Bavely’s demurrer is sustained.
“Another judge of this Court, in a related case, reached an indistinguishable, opposite holding on a similar issue. Donna Bavely v. Geneva Enterprises, Inc., et. al., CL-2017-17979 (October 25, 2019 Order) (allowing Geneva to assert claims of fraud against a different employee and seek recovery of past compensation paid prior to learning of the employee’s misdeeds) (‘2019 Order’). Because these two holdings are irreconcilable, the Court issues this Opinion Letter to explain its reasons for its holding.”
Discussion
For the purposes of demurrer, the court assumes “as it must” that Geneva’s allegations are true. The court’s recitation of the allegations are not findings of fact.
“Geneva promotes a new cause of action that would be an employer’s fantasy: upon discovering an employee surreptitiously violated company policy, or any duty to the company, the employer is not limited to terminating the employment for cause.
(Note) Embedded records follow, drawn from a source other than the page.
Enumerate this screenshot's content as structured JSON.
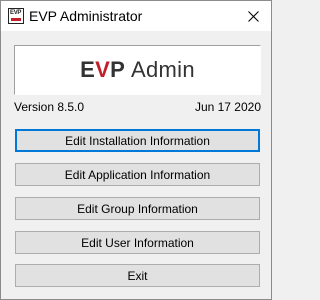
{
  "window": {
    "title": "EVP Administrator",
    "icon": "evp-app-icon",
    "close_icon": "close-icon"
  },
  "banner": {
    "logo_prefix": "E",
    "logo_accent": "V",
    "logo_suffix": "P",
    "logo_word": "Admin",
    "accent_color": "#c21f2a"
  },
  "info": {
    "version": "Version 8.5.0",
    "date": "Jun 17 2020"
  },
  "buttons": {
    "installation": "Edit Installation Information",
    "application": "Edit Application Information",
    "group": "Edit Group Information",
    "user": "Edit User Information",
    "exit": "Exit"
  }
}
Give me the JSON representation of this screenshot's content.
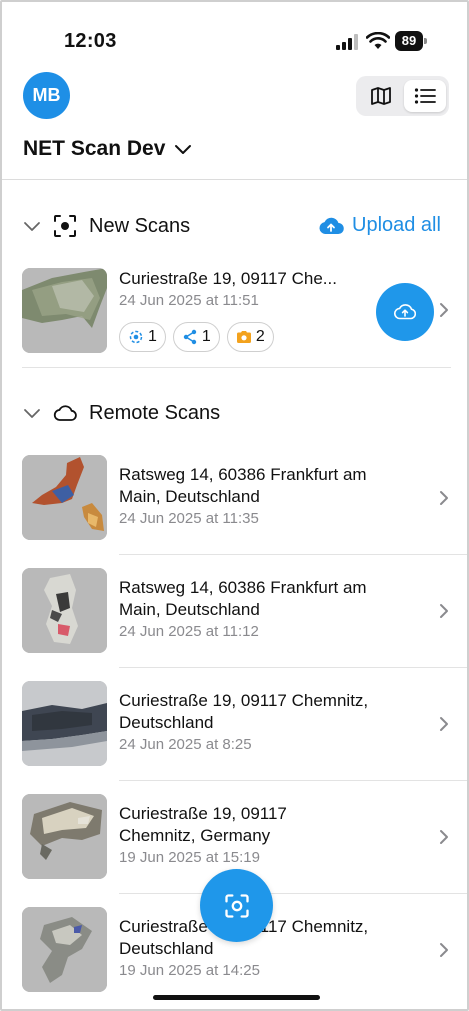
{
  "status_bar": {
    "time": "12:03",
    "battery": "89"
  },
  "header": {
    "avatar_initials": "MB",
    "project_name": "NET Scan Dev",
    "view_toggle": {
      "map_icon": "map-icon",
      "list_icon": "list-icon",
      "selected": "list"
    }
  },
  "new_scans": {
    "title": "New Scans",
    "upload_all_label": "Upload all",
    "items": [
      {
        "title": "Curiestraße 19, 09117 Che...",
        "date": "24 Jun 2025 at 11:51",
        "chips": [
          {
            "icon": "scan-target-icon",
            "count": "1"
          },
          {
            "icon": "share-nodes-icon",
            "count": "1"
          },
          {
            "icon": "camera-icon",
            "count": "2"
          }
        ]
      }
    ]
  },
  "remote_scans": {
    "title": "Remote Scans",
    "items": [
      {
        "title_line1": "Ratsweg 14, 60386 Frankfurt am",
        "title_line2": "Main, Deutschland",
        "date": "24 Jun 2025 at 11:35"
      },
      {
        "title_line1": "Ratsweg 14, 60386 Frankfurt am",
        "title_line2": "Main, Deutschland",
        "date": "24 Jun 2025 at 11:12"
      },
      {
        "title_line1": "Curiestraße 19, 09117 Chemnitz,",
        "title_line2": "Deutschland",
        "date": "24 Jun 2025 at 8:25"
      },
      {
        "title_line1": "Curiestraße 19, 09117",
        "title_line2": "Chemnitz, Germany",
        "date": "19 Jun 2025 at 15:19"
      },
      {
        "title_line1": "Curiestraße 19, 09117 Chemnitz,",
        "title_line2": "Deutschland",
        "date": "19 Jun 2025 at 14:25"
      }
    ]
  },
  "colors": {
    "accent": "#1f97ea",
    "chip_camera": "#f3a21d",
    "avatar": "#1e8fe6"
  }
}
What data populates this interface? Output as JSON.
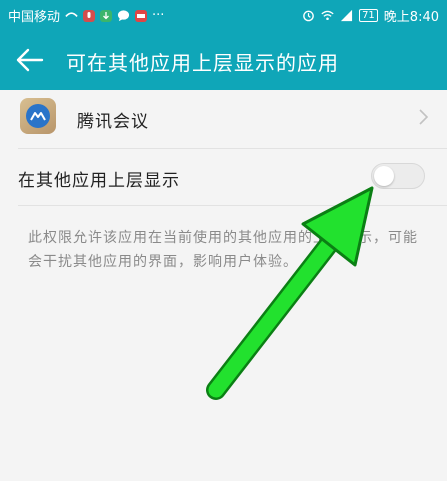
{
  "status_bar": {
    "carrier": "中国移动",
    "more": "···",
    "battery": "71",
    "time": "晚上8:40"
  },
  "toolbar": {
    "title": "可在其他应用上层显示的应用"
  },
  "app": {
    "name": "腾讯会议"
  },
  "setting": {
    "label": "在其他应用上层显示",
    "enabled": false
  },
  "description": {
    "text": "此权限允许该应用在当前使用的其他应用的上层显示，可能会干扰其他应用的界面，影响用户体验。"
  },
  "colors": {
    "accent": "#0fa6b8",
    "arrow": "#22e12e",
    "arrow_outline": "#0b7f14"
  }
}
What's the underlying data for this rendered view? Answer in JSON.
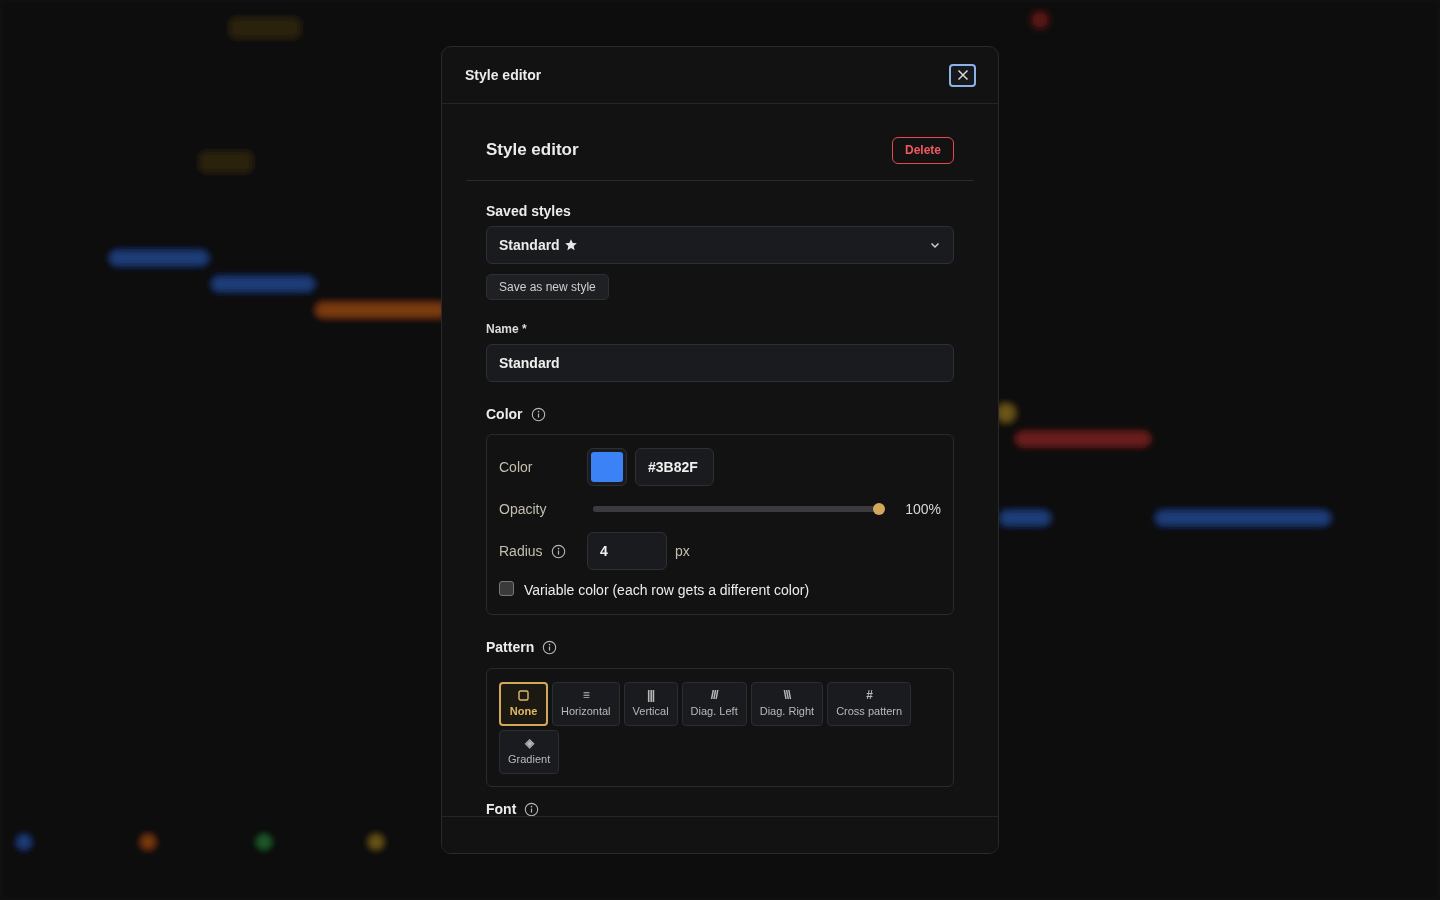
{
  "dialog": {
    "title": "Style editor"
  },
  "editor": {
    "title": "Style editor",
    "delete_label": "Delete",
    "saved_styles": {
      "label": "Saved styles",
      "value": "Standard",
      "starred": true
    },
    "save_new_label": "Save as new style",
    "name_field": {
      "label": "Name *",
      "value": "Standard"
    },
    "color_section": {
      "label": "Color",
      "color_row": {
        "label": "Color",
        "color": "#3b82f6",
        "hex": "#3B82F"
      },
      "opacity_row": {
        "label": "Opacity",
        "level": 1,
        "reading": "100%"
      },
      "radius_row": {
        "label": "Radius",
        "value": "4",
        "unit": "px"
      },
      "variable_color": {
        "label": "Variable color (each row gets a different color)",
        "checked": false
      }
    },
    "pattern_section": {
      "label": "Pattern",
      "options": [
        {
          "kind": "none",
          "label": "None",
          "selected": true
        },
        {
          "kind": "glyph",
          "glyph": "≡",
          "label": "Horizontal",
          "selected": false
        },
        {
          "kind": "glyph",
          "glyph": "|||",
          "label": "Vertical",
          "selected": false
        },
        {
          "kind": "glyph",
          "glyph": "///",
          "label": "Diag. Left",
          "selected": false
        },
        {
          "kind": "glyph",
          "glyph": "\\\\\\",
          "label": "Diag. Right",
          "selected": false
        },
        {
          "kind": "glyph",
          "glyph": "#",
          "label": "Cross pattern",
          "selected": false
        },
        {
          "kind": "glyph",
          "glyph": "◈",
          "label": "Gradient",
          "selected": false
        }
      ]
    },
    "font_section": {
      "label": "Font"
    }
  }
}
It is not limited to seeking damages directly tied to the employee’s wrongdoing. It may also recoup all the salary it paid that employee from the time of the violation.
“As Geneva asserts, this claw back can reach as far as a decade-old violation by Bavely. This novel cause of action has no direct support in Virginia law outside of this Court’s 2019 Order, which is a summary order that does not explain the Court’s reasons. As with most fantasies, however, this one is not real. …
“Contracts drive employment law in Virginia. … It is true that every contract of employment implies the employee will obey lawful and reasonable orders from an employer. … However, the usual remedy is recission of the contract – termination of the employment, not the recoupment of all compensation already paid. …
“Geneva does not argue a contractual right to forfeiture. Rather, it argues a general equitable right to recover employee compensation as damages for concealed employee wrongdoing. However, it fails to persuade the Court that Virginia law countenances a cause of action that permits wholesale forfeiture of wages already paid.
“To support its position, Geneva’s most persuasive authority is the Restatement for the principle that: ‘[a]n agent is entitled to no compensation for conduct which is disobedient or which is a breach of his duty of loyalty; if such conduct constitutes a willful and deliberate breach of his contract of service, he is not entitled to compensation even for properly performed services for which no compensation is apportioned.’ …
“However, Geneva reads this rule too literally. In the comments, the Restatement clarifies that a wrongdoing agent ‘is not entitled to compensation which otherwise would be due him because of the transaction.’ … (emphasis supplied). To claw back compensation already paid, a principal must tie specific payments to specific bad acts of the agent. It is not enough for the principal to cite the agent’s wrongdoing and reclaim all payments it paid the agent without a tie-in. ….
“Geneva makes a blanket assertion that all Bavely’s wrongdoings should result in the forfeiture of over a decade of his compensation. Neither Geneva’s employee manual nor any contract requires Bavely to forfeit compensation already paid to him as a remedy for his violations of company policy. So, Geneva cannot pursue this remedy on that basis.
“If Geneva seeks Bavely’s compensation forfeiture on a transactional basis, its Amended Complaint must tie specific bad acts with a specific loss to recover damages, transaction by transaction. To some extent, Geneva does this. It alleges Bavely used corporate resources for personal gain. … However, the remedy for this is specific restitution, not general forfeiture of all salary and other compensation Geneva paid Bavely.
“The Court sustains Bavely’s demurrer with leave to amend.”
Geneva Enterprises v. Bavely, Case No. CL-2018-18124, Feb. 17, 2021, Fairfax Cir. Ct. (Oblon). Timothy C. Bass, Nicholas D. San Filippo, Mihir Elchuri for the parties. VLW 021-8-027, 9 pp.